Esse descompasso criou um fosso estrutural entre a expansão da escola pública e a capacidade de formação docente. Em muitas redes de ensino, especialmente fora dos grandes centros urbanos, ainda há carência de professores com formação adequada em áreas como Matemática, Física, Química e Biologia. A consequência disso é a presença de profissionais atuando fora de sua área de formação ou com qualificação insuficiente para as exigências atuais do ensino básico.
Esse problema está diretamente ligado à ausência de centros permanentes de formação de professores com capilaridade suficiente no estado. Embora instituições como a UFAL, a UNEAL e o IFAL desempenhem papel central na oferta de licenciaturas, a formação docente ainda não consegue suprir de forma contínua e equilibrada a demanda gerada pela expansão da rede escolar.

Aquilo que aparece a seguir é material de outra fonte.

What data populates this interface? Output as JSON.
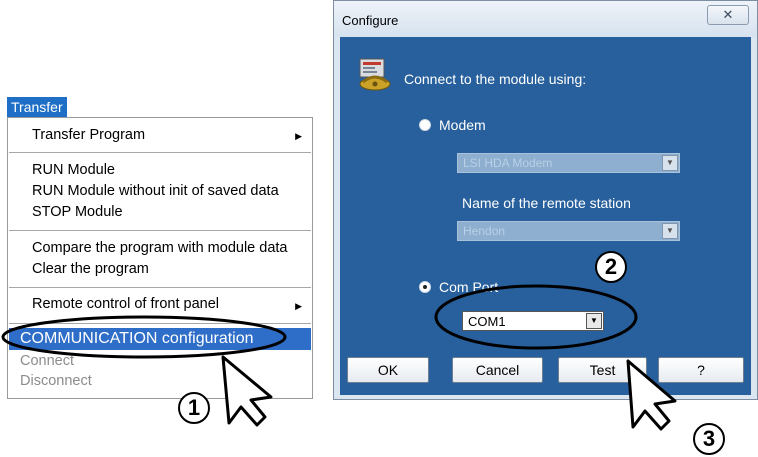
{
  "menu": {
    "title": "Transfer",
    "items": [
      {
        "label": "Transfer Program"
      },
      {
        "label": "RUN Module"
      },
      {
        "label": "RUN Module without init of saved data"
      },
      {
        "label": "STOP Module"
      },
      {
        "label": "Compare the program with module data"
      },
      {
        "label": "Clear the program"
      },
      {
        "label": "Remote control of front panel"
      },
      {
        "label": "COMMUNICATION  configuration"
      },
      {
        "label": "Connect"
      },
      {
        "label": "Disconnect"
      }
    ]
  },
  "dialog": {
    "title": "Configure",
    "close_glyph": "✕",
    "heading": "Connect to the module using:",
    "modem_label": "Modem",
    "modem_device": "LSI HDA Modem",
    "remote_station_label": "Name of the remote station",
    "remote_station_value": "Hendon",
    "com_port_label": "Com Port",
    "com_port_value": "COM1",
    "buttons": {
      "ok": "OK",
      "cancel": "Cancel",
      "test": "Test",
      "help": "?"
    }
  },
  "annotations": {
    "step1": "1",
    "step2": "2",
    "step3": "3"
  }
}
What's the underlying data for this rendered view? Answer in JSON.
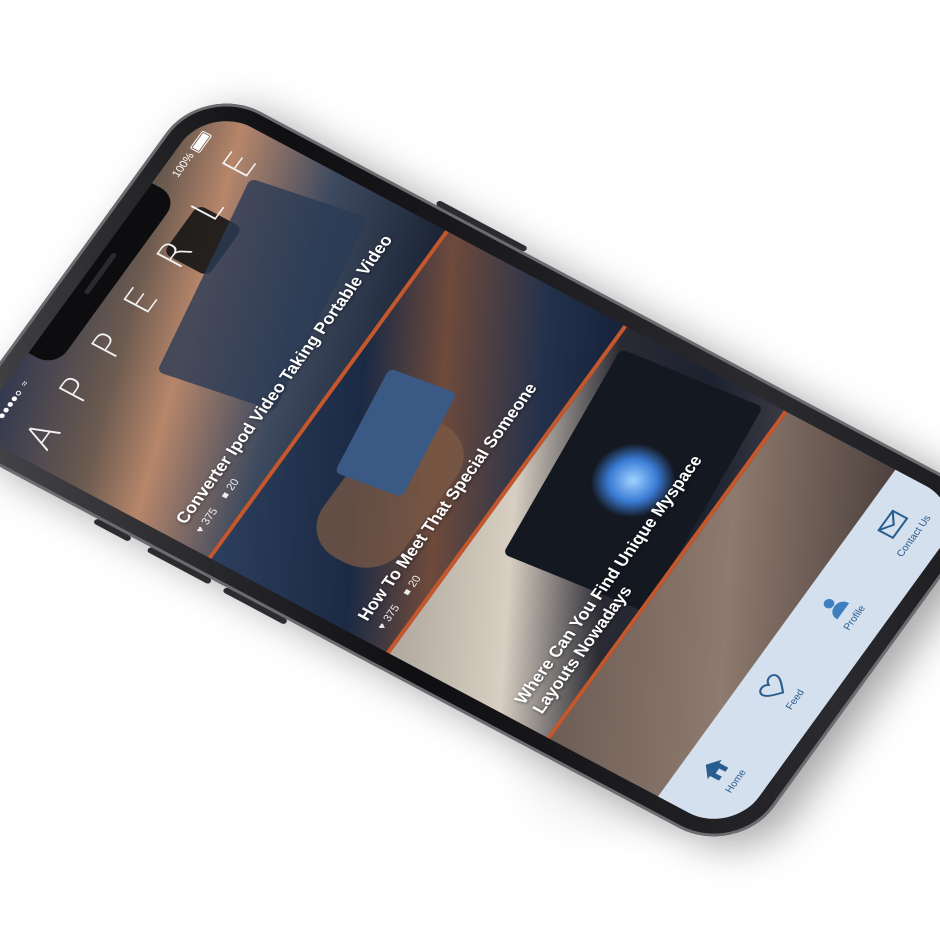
{
  "status_bar": {
    "signal_dots": 5,
    "carrier_icon": "wifi-icon",
    "battery_text": "100%"
  },
  "header": {
    "logo_text": "A P P E R L E"
  },
  "feed": {
    "cards": [
      {
        "title": "Converter Ipod Video Taking Portable Video",
        "likes": "375",
        "comments": "20"
      },
      {
        "title": "How To Meet That Special Someone",
        "likes": "375",
        "comments": "20"
      },
      {
        "title": "Where Can You Find Unique Myspace Layouts Nowadays"
      }
    ]
  },
  "tab_bar": {
    "tabs": [
      {
        "label": "Home",
        "icon": "home-icon",
        "active": true
      },
      {
        "label": "Feed",
        "icon": "heart-icon",
        "active": false
      },
      {
        "label": "Profile",
        "icon": "user-icon",
        "active": false
      },
      {
        "label": "Contact Us",
        "icon": "envelope-icon",
        "active": false
      }
    ]
  },
  "colors": {
    "accent": "#c4572c",
    "tab_bar_bg": "#d4e0ee",
    "tab_active": "#2a5d8f",
    "screen_bg": "#1e2b44"
  }
}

Por conseguinte, cria-se um sistema contraditório: ao mesmo tempo em que amplia o acesso à escola, impede plenamente a qualidade da aprendizagem pela insuficiência de profissionais qualificados nas múltiplas áreas de ensino.
Inegavelmente, a universalização da escola pública, por si só, representa uma conquista social importante. No entanto, para que ela se concretize de forma efetiva, é necessário um conjunto de condições que vão além da matrícula dos estudantes. Entre elas, a quantidade suficiente de professores com formação adequada e, sobretudo, com valorização profissional é crucial para o projeto de consolidação de um sistema educacional que preze pelo aprendizado efetivo e eficiente.
Entendemos qua a realidade do magistério em Alagoas, assim como no restante do país, também está diretamente ligada às condições de trabalho. Salários defasados, jornadas extensas e estruturas escolares muitas vezes precárias afetam a permanência e a motivação dos profissionais da educação. Sem valorização adequada, a tendência é o enfraquecimento da carreira docente e a dificuldade de atrair novos professores para áreas estratégicas.
Nos últimos anos, outro elemento passou a impactar fortemente o cotidiano das escolas: o aumento da violência no ambiente escolar e em seu entorno. Esse fenômeno envolve diferentes dimensões, desde a presença do tráfico de drogas em comunidades próximas às escolas até episódios de agressões físicas e verbais dentro do espaço escolar.
Essa realidade tem revelado que professores, diretores e demais profissionais da educação estão cada vez mais expostos a situações de risco. Em muitos casos, a escola deixou de ser percebida apenas como um espaço de aprendizagem e passou a conviver com tensões externas que afetam diretamente seu funcionamento.
Além disso, há registros de pressões políticas e ideológicas que também atravessam o ambiente escolar, incluindo a atuação de grupos organizados de diferentes espectros ideológicos, o que contribui para o aumento do conflito e da instabilidade no cotidiano das instituições.
Esse conjunto de fatores tem produzido um efeito silencioso, mas profundo: o adoecimento dos profissionais da educação, uma vez que crescem os casos de estresse, ansiedade, depressão e afastamentos médicos de professores, diretores e funcionários. Esse impacto não é apenas individual, mas coletivo, atingindo o funcionamento das escolas e a continuidade do processo de ensino-aprendizagem.
O resultado final desse cenário, portanto, é um sistema educacional tensionado por dois movimentos simultâneos: a expansão de demandas por vagas nas escolas e o enfraquecimento das condições estruturais necessárias para sustentar a qualidade do ensino pela ausência de uma política de formação continuada e pela desvalorização de seus professores. Em Alagoas, esse fosso entre inclusão e qualidade permanece como um dos principais desafios da educação pública.
Efetivamente, a superação desse quadro depende não apenas da ampliação da oferta de vagas, mas da consolidação de uma política consistente de formação docente, valorização profissional e proteção das comunidades escolares. Sem isso, a universalização do ensino corre o risco de se manter como um avanço incompleto.